Pourtant, dès 1900, une grave crise économique se développe. Ainsi que le souligne Lénine, elle a précipité la formation de monopoles, du capitalisme financier, la constitution définitive de l'impérialisme. Les monopoles s'opposent à la dévalorisation du capital, à la liquidation d'une partie du capital, qui sont pourtant des mécanismes indispensables à la liquidation de la crise, à la hausse du taux de profit. Tout au moins partiellement, le relèvement du taux de profit n'est plus dû aux mécanismes nouveaux du mode de production capitaliste. Le renouvellement du capital fixe dépend en grande partie de l'ouverture de marchés artificiels. Le parasitisme sous toutes ses formes, l'économie d'armement, deviennent les conditions pour surmonter les crises, maintenir et élever le taux de profit. Mandel, lorsqu'il écrivait son « Traité d'économie marxiste », spécifiait :

« Cycle 1900-1907 : essor de l'industrie sidérurgique (course aux armements), de la construction navale, des tramways, des centrales électriques et des installations téléphoniques. Développement du marché... de l'Afrique du Nord au Moyen-Orient. Premier développement de l'industrie lourde italienne. Dernière vague de construction ferroviaire en Afrique et en Asie. Cycle 1907-1913 : essor de l'industrie sidérurgique, d'armement et de la construction navale. Fin du boom de la construction des tramways. Développement du marché du Moyen-Orient. » (Tome 1, pages 447-448.)

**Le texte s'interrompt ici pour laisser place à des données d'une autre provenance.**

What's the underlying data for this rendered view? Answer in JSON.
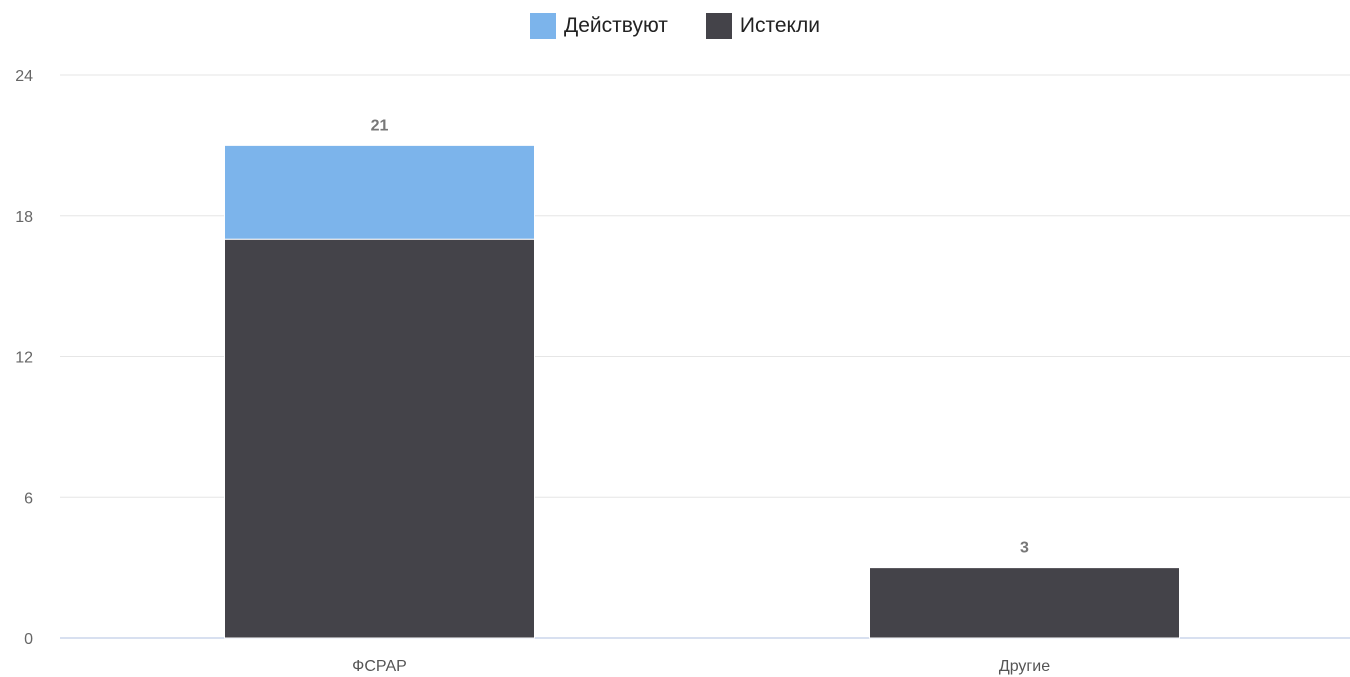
{
  "chart_data": {
    "type": "bar",
    "stacked": true,
    "categories": [
      "ФСРАР",
      "Другие"
    ],
    "series": [
      {
        "name": "Истекли",
        "values": [
          17,
          3
        ],
        "color": "#444349"
      },
      {
        "name": "Действуют",
        "values": [
          4,
          0
        ],
        "color": "#7cb4eb"
      }
    ],
    "totals": [
      21,
      3
    ],
    "ylim": [
      0,
      24
    ],
    "yticks": [
      0,
      6,
      12,
      18,
      24
    ],
    "grid": true,
    "legend_position": "top-center"
  },
  "legend": {
    "items": [
      {
        "label": "Действуют",
        "color": "#7cb4eb"
      },
      {
        "label": "Истекли",
        "color": "#444349"
      }
    ]
  }
}
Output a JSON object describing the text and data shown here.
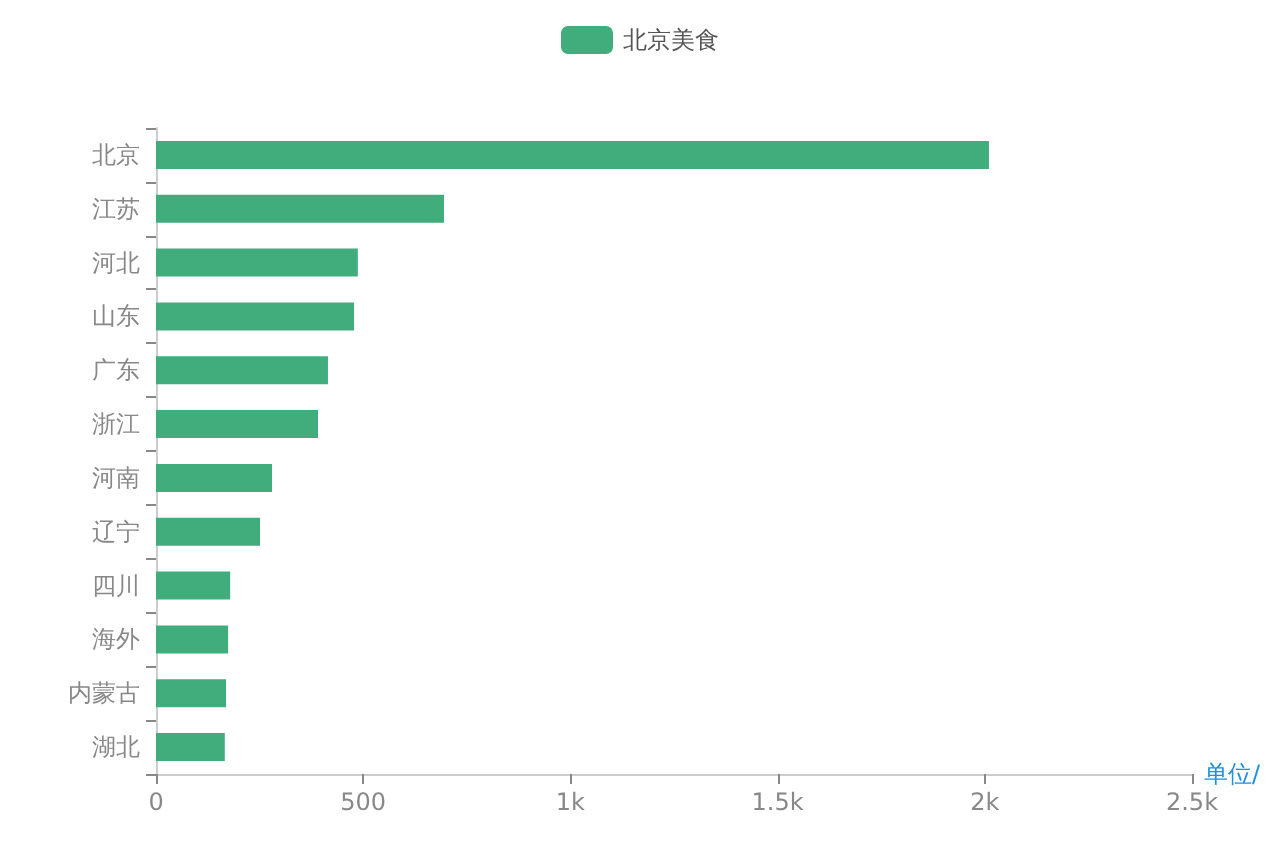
{
  "chart_data": {
    "type": "bar",
    "orientation": "horizontal",
    "xlabel": "单位/",
    "categories": [
      "北京",
      "江苏",
      "河北",
      "山东",
      "广东",
      "浙江",
      "河南",
      "辽宁",
      "四川",
      "海外",
      "内蒙古",
      "湖北"
    ],
    "series": [
      {
        "name": "北京美食",
        "color": "#41ad7d",
        "values": [
          2010,
          695,
          487,
          478,
          415,
          391,
          280,
          251,
          179,
          174,
          169,
          166
        ]
      }
    ],
    "xlim": [
      0,
      2500
    ],
    "xticks": [
      0,
      {
        "value": 500,
        "label": "500"
      },
      {
        "value": 1000,
        "label": "1k"
      },
      {
        "value": 1500,
        "label": "1.5k"
      },
      {
        "value": 2000,
        "label": "2k"
      },
      {
        "value": 2500,
        "label": "2.5k"
      }
    ],
    "legend": "top",
    "grid": false
  }
}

Le capitalisme de libre concurrence et le capitalisme de monopole sont les deux époques de l'histoire du capitalisme. L'une est celle de l'essor, du rôle progressif du capitalisme. L'autre est celle de la négation du mode de production capitaliste dans le cadre du mode de production capitaliste. C'est un saut qualitatif, une rupture historique. La première guerre mondiale, qui met aux prises toutes les grandes puissances capitalistes devenues impérialistes pour un nouveau partage du monde, pour la suprématie politique, militaire, économique sur le monde, le développement fantastique des armements, des armées, la dimension nouvelle des Etats bourgeois et de leurs fonctions, donnent la mesure de cette rupture et signifient à tous de façon tragique que le capitalisme est devenu la réaction sur toute la ligne.